Monday, April 17, 2017

The Key to Surviving Disruption

At the turn of this century, Xerox was in trouble.  The competition was offering cheaper products and new technology was eroding customer demand for its products. Stock prices skid more than 90% from June 1999 to December 2000.
But then Xerox began reviving itself, aggressively reconfiguring its core business, simplifying product lines and outsourcing core functions. Cash flow became positive and stable.
But Xerox wasn’t done making changes. At the same time it was repositioning its core business, the company began experimenting with new service lines and bought Affiliated Computer Services for more than $6 billion.
By 2012, Xerox was hitting $21 billion in revenue.
Scott D. Anthony shares this story in his new book, “Dual Transformation: How to Reposition Today’s Business While Creating the Future,” which he wrote with Clark Gilbert and Mark W. Johnson.
Anthony says Xerox is an important example of what companies can do to thrive when their industry is being disrupted. But perhaps the real kicker to this story is this: Xerox is going to need to do it all over again.

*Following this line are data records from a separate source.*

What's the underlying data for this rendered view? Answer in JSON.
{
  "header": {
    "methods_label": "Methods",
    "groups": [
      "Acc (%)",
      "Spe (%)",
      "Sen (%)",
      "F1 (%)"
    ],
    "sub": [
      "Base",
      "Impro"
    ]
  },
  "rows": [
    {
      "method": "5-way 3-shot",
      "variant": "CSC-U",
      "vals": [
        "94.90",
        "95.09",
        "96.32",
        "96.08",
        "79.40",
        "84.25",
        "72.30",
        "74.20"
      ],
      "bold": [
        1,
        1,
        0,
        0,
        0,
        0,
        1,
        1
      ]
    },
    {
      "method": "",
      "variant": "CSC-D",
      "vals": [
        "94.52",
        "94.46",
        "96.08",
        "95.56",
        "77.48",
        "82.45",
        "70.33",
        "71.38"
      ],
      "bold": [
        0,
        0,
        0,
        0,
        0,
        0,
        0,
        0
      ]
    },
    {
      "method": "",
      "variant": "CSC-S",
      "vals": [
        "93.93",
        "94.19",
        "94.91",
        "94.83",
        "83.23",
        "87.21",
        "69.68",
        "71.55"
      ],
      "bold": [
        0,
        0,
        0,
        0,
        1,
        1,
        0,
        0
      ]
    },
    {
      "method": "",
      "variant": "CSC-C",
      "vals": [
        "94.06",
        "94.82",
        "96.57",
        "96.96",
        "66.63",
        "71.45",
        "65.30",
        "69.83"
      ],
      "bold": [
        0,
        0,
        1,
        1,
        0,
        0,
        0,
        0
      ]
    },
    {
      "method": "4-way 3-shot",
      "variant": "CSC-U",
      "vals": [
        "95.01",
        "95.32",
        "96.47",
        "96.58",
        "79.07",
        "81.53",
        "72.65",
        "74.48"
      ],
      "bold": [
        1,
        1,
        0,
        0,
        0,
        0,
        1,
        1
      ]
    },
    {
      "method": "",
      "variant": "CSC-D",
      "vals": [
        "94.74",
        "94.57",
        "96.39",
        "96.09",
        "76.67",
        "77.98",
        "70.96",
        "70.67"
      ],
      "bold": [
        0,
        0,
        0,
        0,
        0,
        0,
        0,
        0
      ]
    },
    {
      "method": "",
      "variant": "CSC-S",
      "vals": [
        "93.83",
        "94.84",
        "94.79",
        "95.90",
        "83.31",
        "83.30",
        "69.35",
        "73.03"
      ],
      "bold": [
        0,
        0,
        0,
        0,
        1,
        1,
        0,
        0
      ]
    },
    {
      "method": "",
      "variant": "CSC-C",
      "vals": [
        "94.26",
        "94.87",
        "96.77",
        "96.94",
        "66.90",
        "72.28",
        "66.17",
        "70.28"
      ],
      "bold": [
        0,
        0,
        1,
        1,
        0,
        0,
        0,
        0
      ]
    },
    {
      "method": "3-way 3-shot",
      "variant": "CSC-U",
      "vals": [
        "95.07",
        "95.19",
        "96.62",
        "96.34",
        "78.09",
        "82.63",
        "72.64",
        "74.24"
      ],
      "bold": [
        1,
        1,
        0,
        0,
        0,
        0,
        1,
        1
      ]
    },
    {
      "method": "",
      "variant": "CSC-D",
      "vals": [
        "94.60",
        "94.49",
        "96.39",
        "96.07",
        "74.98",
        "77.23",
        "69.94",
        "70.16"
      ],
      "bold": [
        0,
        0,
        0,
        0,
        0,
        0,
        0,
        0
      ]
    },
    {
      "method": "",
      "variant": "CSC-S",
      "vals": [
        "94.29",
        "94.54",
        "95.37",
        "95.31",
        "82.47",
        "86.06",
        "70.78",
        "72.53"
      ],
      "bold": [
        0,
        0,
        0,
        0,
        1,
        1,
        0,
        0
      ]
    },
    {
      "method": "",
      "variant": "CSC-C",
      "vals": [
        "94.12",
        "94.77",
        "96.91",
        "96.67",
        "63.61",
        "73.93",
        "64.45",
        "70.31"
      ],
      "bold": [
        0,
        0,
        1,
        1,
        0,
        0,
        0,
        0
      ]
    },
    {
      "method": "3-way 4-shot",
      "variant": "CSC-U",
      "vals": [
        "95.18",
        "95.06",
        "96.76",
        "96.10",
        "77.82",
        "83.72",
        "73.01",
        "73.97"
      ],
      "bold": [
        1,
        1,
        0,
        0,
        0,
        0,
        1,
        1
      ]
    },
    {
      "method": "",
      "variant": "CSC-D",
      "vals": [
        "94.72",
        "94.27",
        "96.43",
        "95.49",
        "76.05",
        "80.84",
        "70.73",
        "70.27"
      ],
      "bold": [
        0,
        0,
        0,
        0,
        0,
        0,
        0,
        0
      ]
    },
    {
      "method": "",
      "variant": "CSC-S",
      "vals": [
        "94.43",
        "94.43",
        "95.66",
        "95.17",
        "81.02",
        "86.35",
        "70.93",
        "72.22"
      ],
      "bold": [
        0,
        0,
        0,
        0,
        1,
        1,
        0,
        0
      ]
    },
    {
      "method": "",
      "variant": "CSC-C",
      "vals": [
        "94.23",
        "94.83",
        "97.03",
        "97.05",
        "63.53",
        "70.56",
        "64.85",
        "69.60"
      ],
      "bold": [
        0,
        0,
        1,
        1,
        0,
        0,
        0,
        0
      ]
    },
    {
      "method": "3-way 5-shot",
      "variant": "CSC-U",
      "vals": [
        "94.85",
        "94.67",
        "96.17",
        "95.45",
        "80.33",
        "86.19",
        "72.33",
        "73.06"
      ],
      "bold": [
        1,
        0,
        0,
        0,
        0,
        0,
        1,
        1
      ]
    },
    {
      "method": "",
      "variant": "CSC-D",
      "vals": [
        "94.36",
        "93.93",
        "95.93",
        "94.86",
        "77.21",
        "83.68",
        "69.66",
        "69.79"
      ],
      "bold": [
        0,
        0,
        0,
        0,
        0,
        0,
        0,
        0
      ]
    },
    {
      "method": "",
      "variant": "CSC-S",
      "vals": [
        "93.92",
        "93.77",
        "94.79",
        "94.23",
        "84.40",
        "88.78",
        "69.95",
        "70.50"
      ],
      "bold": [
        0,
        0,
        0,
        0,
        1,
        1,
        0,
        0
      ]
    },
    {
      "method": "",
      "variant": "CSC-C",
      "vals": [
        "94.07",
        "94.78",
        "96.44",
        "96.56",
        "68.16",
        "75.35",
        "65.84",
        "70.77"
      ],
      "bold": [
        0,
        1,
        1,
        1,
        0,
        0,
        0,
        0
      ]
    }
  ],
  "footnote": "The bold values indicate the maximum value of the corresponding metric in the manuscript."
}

That’s the lesson for any business wanting to survive in today’s fast-paced environment, Anthony says. Survival depends not only on repositioning the core business while also creating a new separate growth engine – but also being prepared to do it over and over again.
“That’s the new normal,” he says.
Those who don’t follow such a strategy will end up like businesses such as Kodak and RIM that were buried by disruption, Anthony says.
While Anthony says the book addresses many of the steps leaders need to take, he says it’s also important that employees “in every nook and cranny” of an organization been seen as a critical piece in helping such a strategy be successful.  Their input, he says, is important for spotting signs that companies may need to change.
“Employees can be a great early warning system for disruption. You tell them to keep their eyes open and ears tuned, and they can pick up on faint signals that new competitors are emerging or customer preferences are shifting,” Anthony says.